Audio preprocessing

CrazyJoeDevola · September 6, 2020, 9:37am

Hi

Does anyone have experience on how much consistent normalized audio have on the final output?
What level are you normalizing at? - 6db?

dkreutz · September 6, 2020, 5:44pm

You can configure TTS/Tacotron to do preprocessing and normalize audio, so there is no need to do that yourself. But what is helful is to have consistent average loudness. I preprocessed our dataset with RNNoise and pyloudnorm (latter with an average loudness of -25dB, at bit lower than usual to avoid clipping artefacts).

CrazyJoeDevola · September 7, 2020, 6:47am

Thanks. That probably makes it easier. I use desktop software (Audacity) to process all files right now.

What about other noise and background rumble in the audio, to what extent will that affect the final TTS?

dkreutz · September 7, 2020, 7:02am

Audio signal should be as clean as possible. TTS model can not distinguish between speech signal and unwanted background noise and will learn e.g. room echo noise as part of the signal otherwise - which leads to echoing and/or robotic voice sound.

As already mentioned RNNoise removes a lot of noise very effectively. In addition you can do lowpass (e.g. 8000Hz) and highpass (e.g. 50Hz) filtering and set fmin/fmax parameters in config file.

CrazyJoeDevola · September 9, 2020, 10:44am

Thanks a lot. Where can i read more about this? I suppose this is RNNoise? https://github.com/xiph/rnnoise

Are the other variables entered into the config?

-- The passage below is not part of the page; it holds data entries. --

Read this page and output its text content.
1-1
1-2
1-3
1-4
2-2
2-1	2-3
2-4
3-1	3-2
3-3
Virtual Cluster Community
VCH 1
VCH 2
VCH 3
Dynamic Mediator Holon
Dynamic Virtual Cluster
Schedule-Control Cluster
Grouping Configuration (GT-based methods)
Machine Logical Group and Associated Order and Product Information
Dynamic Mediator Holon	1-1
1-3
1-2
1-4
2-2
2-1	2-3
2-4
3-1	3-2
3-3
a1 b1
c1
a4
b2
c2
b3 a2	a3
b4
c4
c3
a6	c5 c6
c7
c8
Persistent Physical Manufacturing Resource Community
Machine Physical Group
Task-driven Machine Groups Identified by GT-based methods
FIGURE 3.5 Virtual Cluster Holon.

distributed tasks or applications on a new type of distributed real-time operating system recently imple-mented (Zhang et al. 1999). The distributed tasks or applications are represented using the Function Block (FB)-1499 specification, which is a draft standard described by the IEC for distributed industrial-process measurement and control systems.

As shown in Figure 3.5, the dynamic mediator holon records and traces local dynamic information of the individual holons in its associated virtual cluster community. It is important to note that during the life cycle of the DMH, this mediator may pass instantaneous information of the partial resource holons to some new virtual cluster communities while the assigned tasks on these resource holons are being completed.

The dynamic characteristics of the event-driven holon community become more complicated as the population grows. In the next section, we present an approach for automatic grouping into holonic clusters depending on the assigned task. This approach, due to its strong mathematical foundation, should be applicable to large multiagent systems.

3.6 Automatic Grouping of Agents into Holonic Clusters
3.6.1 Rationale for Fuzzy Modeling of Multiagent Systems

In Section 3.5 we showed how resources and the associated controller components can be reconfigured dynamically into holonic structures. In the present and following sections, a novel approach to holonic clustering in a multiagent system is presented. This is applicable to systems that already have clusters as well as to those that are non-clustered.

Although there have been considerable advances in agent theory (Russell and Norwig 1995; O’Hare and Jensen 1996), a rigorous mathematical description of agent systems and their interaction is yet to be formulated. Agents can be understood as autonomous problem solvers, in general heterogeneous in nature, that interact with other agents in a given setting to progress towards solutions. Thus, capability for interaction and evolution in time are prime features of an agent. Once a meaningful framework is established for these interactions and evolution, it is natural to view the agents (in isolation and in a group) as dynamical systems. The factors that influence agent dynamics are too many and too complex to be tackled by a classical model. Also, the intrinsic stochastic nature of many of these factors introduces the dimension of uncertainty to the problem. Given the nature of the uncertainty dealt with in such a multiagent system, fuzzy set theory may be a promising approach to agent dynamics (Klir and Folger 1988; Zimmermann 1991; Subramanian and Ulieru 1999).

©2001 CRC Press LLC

Do they need to be set during the whole training or just used when syntheseizing?
Or can i change them later once the model has been trained for a while?

CrazyJoeDevola · September 9, 2020, 10:46am

Also, sometimes i get a long “noise trail” when rendering audio using either TTS test audios or together with Pwgan decoder.

I wanna apply the best possible vocoder (doesnt matter if it takes longer time). Which would your recommend?

dkreutz · September 9, 2020, 1:00pm

Yes, that is the correct one.

fmin/fmax are parameters for TTS internal audio-processor and must be set at training time, they don’t have effect at inference time.
As you want to train a vocoder model make sure to use the same audio process settings as for the training of the Taco/TTS model. If I remember correctly the dev-branch already uses same config for Taco and Vocoder training.

I don’t have too much practical experience with vocoders yet, but to my understanding best results can be achieved with ParallelWaveGAN and/or Multiband-MelGAN.